Komando ketiga adalah Komando Armada Siaga yang terdiri dari unsur TNI-AL dan
juga KKO. Komando ini dilengkapi dengan Brigade Pendarat dan beroperasi di
perbatasan Riau dan Kalimantan Timur.
Kemudian di bulan
Agustus, enam belas agen bersenjata Indonesia telah ditangkap di Johor.
Kegiatan Angkatan Bersenjata Indonesia di perbatasan meningkat. Tentera Laut
DiRaja Malaysia mengerahkan pasukannya untuk mempertahankan Malaysia. Tentera
Malaysia hanya sedikit yang diturunkan dan harus bergantung pada pos perbatasan
dan pengawasan unit komando. Misi utama mereka adalah untuk mencegah masuknya
pasukan Indonesia ke Malaysia. Sebagian besar pihak yang terlibat konflik
senjata dengan Indonesia adalah berasal dari Inggris dan Australia, terutama
pasukan khusus mereka yaitu Special Air Service(SAS). Tercatat sekitar 2000
pasukan khusus Indonesia (Kopassus) tewas dan 200 pasukan khusus
Inggris/Australia (SAS) juga tewas setelah bertempur di belantara kalimantan.

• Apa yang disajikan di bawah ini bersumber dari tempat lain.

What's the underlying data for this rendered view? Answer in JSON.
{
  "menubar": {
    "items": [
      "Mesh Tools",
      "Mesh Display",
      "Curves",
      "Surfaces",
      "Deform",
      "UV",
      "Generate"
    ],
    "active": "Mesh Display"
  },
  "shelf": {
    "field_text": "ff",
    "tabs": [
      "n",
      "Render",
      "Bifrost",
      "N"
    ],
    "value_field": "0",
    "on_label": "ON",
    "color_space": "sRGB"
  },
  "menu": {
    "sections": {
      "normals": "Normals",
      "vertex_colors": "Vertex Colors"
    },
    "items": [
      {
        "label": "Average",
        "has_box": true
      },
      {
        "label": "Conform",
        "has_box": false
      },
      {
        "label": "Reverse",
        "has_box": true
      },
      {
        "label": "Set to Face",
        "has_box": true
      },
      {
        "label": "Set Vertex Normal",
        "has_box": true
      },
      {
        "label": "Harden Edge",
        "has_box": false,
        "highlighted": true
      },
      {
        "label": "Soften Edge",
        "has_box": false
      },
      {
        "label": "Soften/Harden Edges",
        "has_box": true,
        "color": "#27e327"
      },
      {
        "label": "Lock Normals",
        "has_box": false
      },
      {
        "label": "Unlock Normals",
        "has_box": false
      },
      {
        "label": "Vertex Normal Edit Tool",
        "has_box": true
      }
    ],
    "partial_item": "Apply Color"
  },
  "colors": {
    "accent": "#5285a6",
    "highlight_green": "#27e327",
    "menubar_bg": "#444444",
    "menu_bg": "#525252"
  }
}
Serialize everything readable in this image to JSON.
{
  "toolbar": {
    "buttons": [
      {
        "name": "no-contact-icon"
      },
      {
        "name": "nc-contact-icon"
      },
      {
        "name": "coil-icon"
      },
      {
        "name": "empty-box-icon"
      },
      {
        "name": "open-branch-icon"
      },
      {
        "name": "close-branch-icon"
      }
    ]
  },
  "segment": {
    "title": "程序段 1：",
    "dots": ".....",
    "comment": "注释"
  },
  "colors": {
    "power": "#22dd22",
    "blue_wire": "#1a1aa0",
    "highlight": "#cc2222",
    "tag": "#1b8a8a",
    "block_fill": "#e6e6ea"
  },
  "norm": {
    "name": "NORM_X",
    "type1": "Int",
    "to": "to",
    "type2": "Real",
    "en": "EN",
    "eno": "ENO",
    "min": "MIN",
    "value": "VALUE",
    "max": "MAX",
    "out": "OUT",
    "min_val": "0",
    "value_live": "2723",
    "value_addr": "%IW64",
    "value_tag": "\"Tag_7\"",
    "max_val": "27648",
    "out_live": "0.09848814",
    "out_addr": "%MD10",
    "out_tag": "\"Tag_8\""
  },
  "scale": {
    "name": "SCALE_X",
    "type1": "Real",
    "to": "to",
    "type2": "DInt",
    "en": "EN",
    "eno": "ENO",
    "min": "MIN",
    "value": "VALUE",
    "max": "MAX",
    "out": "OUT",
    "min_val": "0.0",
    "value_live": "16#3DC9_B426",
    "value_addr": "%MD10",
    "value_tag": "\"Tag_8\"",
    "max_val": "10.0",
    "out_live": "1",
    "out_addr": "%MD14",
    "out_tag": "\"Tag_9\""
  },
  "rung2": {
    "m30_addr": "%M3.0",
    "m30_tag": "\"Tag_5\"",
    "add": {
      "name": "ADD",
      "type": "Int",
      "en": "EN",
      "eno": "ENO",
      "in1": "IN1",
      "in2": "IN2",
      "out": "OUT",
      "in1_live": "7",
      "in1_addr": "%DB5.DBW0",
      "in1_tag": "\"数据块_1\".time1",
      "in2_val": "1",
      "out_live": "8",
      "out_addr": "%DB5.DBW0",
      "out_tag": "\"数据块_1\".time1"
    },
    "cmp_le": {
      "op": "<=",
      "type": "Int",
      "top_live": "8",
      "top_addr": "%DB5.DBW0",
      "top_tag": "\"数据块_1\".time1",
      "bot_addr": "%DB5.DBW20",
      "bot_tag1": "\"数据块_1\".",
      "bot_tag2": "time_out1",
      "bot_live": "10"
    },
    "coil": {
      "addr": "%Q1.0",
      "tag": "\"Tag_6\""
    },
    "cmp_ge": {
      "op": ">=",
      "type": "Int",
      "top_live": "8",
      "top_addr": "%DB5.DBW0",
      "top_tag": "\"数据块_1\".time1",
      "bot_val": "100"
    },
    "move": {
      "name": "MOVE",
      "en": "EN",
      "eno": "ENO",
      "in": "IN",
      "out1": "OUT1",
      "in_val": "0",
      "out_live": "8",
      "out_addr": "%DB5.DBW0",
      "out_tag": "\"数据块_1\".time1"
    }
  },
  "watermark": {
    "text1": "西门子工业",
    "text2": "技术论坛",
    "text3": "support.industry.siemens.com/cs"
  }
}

Pada 17 Agustus pasukan melakukan
terjun payung yang mendarat di pantai barat daya Johor dan mencoba membentuk
pasukan gerilya. Kemudian pada tanggal 2 September 1964 pasukan terjun payung
didaratkan di Labis, Johor. Pada 29 Oktober, 52 tentara mendarat di Pontian di
perbatasan Johor-Malaka dan kemudian ditangkap oleh pasukan Resimen Askar
Melayu DiRaja dan Selandia Baru dan bakinya ditangkap oleh Pasukan Gerak Umum
Kepolisian Kerajaan Malaysia di Batu 20, Muar, Johor.
Ketika PBB menerima
Malaysia sebagai anggota tidak tetap. Sukarno menarik Indonesia dari PBB pada
tanggal 20 Januari 1965 dan mencoba membentuk Konferensi Kekuatan Baru
(Conference of New Emerging Forces, Conefo) sebagai alternatif. Sebagai
tandingan Olimpiade, Soekarno bahkan menyelenggarakan GANEFO (Games of the New
Emerging Forces) yang diselenggarakan di Senayan, Jakarta pada 10-22 November
1963, Pesta olahraga ini diikuti oleh 2.250 atlet dari 48 negara di Asia,
Afrika, Eropa dan Amerika Selatan, serta diliput sekitar 500 wartawan asing.
Pada Januari 1965,
Australia setuju untuk mengirimkan pasukan ke Kalimantan setelah menerima
banyak permintaan dari Malaysia. Pasukan Australia menurunkan 3 Resimen
Kerajaan Australia dan Resimen Australian Special Air Service. Ada sekitar
empat belas ribu pasukan Inggris dan Persemakmuran di Australia pada saat itu.
Secara resmi, pasukan Inggris dan Australia tidak dapat mengikuti penyerang
melalu perbatasan Indonesia. Tetapi, unit seperti Special Air Service, baik
Inggris maupun Australia, masuk secara rahasia. Australia mengakui pemecahan
seperti ini yaitu pada tahun 1996.
Pada pertengahan 1965,
Indonesia mulai menggunakan pasukan resminya. Pada 28 Juni, mereka menyeberangi
perbatasan masuk ke timur Pulau Sebatik dekat Tawau, Sabah dan berhadapan
dengan Resimen Askar Melayu Di Raja dan Kepolisian North Borneo Armed
Constabulary. Kemudian pada 1 Juli 1965, militer Indonesia yang berkekuatan
kurang lebih 5000 orang melabrak pangkalan Angkatan Laut Malaysia di Sampurna.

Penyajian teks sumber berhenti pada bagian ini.